Remarkableness is a trait that has been passed down through the generations in the Baker family.  Baker is now the CEO of her own company, Versant Strategies. She attributes much of her career success to her passion for agriculture.

“When it came time for me to select classes when I was in high school, I wasn’t allowed to join FFA, even though we were legally able,” Baker recalls. “I was so frustrated because I didn’t do well in home economics. I would burn broiled grapefruit and attach my fingers to pillowcases with the sewing machines. I was really jealous of the guys in the agricultural program.”

Baker powered her way through kitchen fires and needle pricks, and she eventually enrolled at Penn State where she graduated with a degree in agricultural education. In her first year at Greenwood High School in Millerstown, Pa., there were only 16 young men in the entire agricultural program. Today, the FFA chapter has grown to two full-time teachers and nearly 200 FFA members. Baker’s accomplishments didn’t stop there. She took after her trail-blazing mother and become the first female to serve as the president of the National Vocational Agricultural Teachers’ Association (NVATA), which is now the National Association of Agricultural Educators (NAAE).

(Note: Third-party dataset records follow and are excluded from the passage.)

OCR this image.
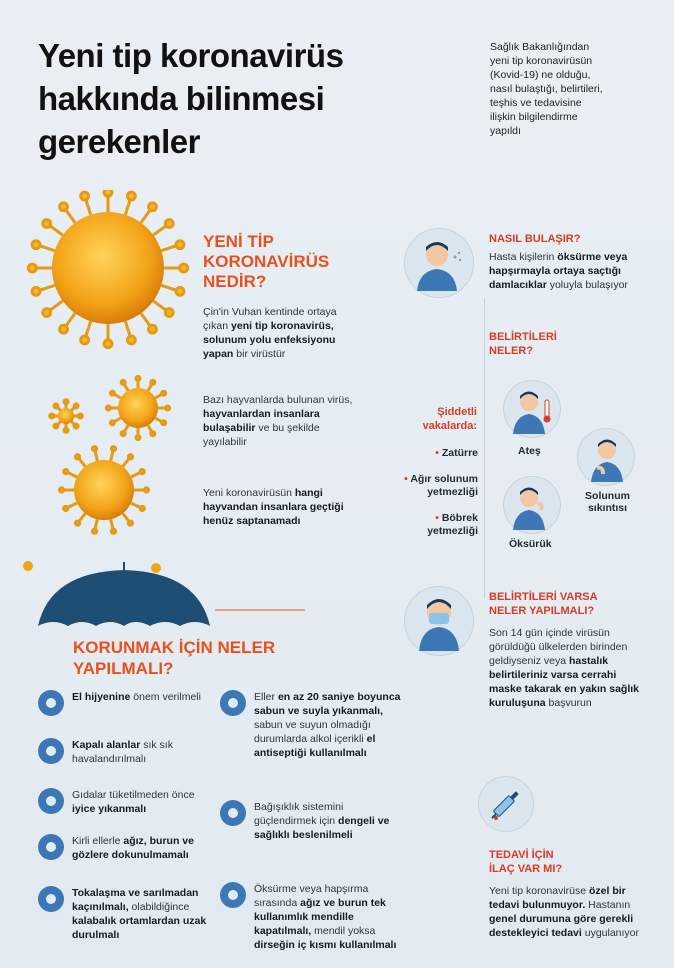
Yeni tip koronavirüs
hakkında bilinmesi
gerekenler
Sağlık Bakanlığından
yeni tip koronavirüsün
(Kovid-19) ne olduğu,
nasıl bulaştığı, belirtileri,
teşhis ve tedavisine
ilişkin bilgilendirme
yapıldı
YENİ TİP
KORONAVİRÜS
NEDİR?
Çin'in Vuhan kentinde ortaya çıkan yeni tip koronavirüs, solunum yolu enfeksiyonu yapan bir virüstür
Bazı hayvanlarda bulunan virüs, hayvanlardan insanlara bulaşabilir ve bu şekilde yayılabilir
Yeni koronavirüsün hangi hayvandan insanlara geçtiği henüz saptanamadı
NASIL BULAŞIR?
Hasta kişilerin öksürme veya hapşırmayla ortaya saçtığı damlacıklar yoluyla bulaşıyor
BELİRTİLERİ
NELER?
Şiddetli
vakalarda:
• Zatürre
• Ağır solunum
yetmezliği
• Böbrek
yetmezliği
Ateş
Solunum
sıkıntısı
Öksürük
BELİRTİLERİ VARSA
NELER YAPILMALI?
Son 14 gün içinde virüsün görüldüğü ülkelerden birinden geldiyseniz veya hastalık belirtileriniz varsa cerrahi maske takarak en yakın sağlık kuruluşuna başvurun
TEDAVİ İÇİN
İLAÇ VAR MI?
Yeni tip koronavirüse özel bir tedavi bulunmuyor. Hastanın genel durumuna göre gerekli destekleyici tedavi uygulanıyor
KORUNMAK İÇİN NELER
YAPILMALI?
El hijyenine önem verilmeli
Kapalı alanlar sık sık havalandırılmalı
Gıdalar tüketilmeden önce iyice yıkanmalı
Kirli ellerle ağız, burun ve gözlere dokunulmamalı
Tokalaşma ve sarılmadan kaçınılmalı, olabildiğince kalabalık ortamlardan uzak durulmalı
Eller en az 20 saniye boyunca sabun ve suyla yıkanmalı, sabun ve suyun olmadığı durumlarda alkol içerikli el antiseptiği kullanılmalı
Bağışıklık sistemini güçlendirmek için dengeli ve sağlıklı beslenilmeli
Öksürme veya hapşırma sırasında ağız ve burun tek kullanımlık mendille kapatılmalı, mendil yoksa dirseğin iç kısmı kullanılmalı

That same year, Baker continued the family legacy and gave birth to her daughter, Libby Baker-Mikesell. Baker-Mikesell became one of the first women in her family to officially join the National FFA Organization, and she served as the 2016-17 Pennsylvania FFA state president.

“I have loved growing up with strong women in my life,” Baker-Mikesell says. “Many people don’t understand the importance of individuals in your life – how they lift you up and how they completely change your life. And none of that would be possible without the will and determination of the men and women who came before us.”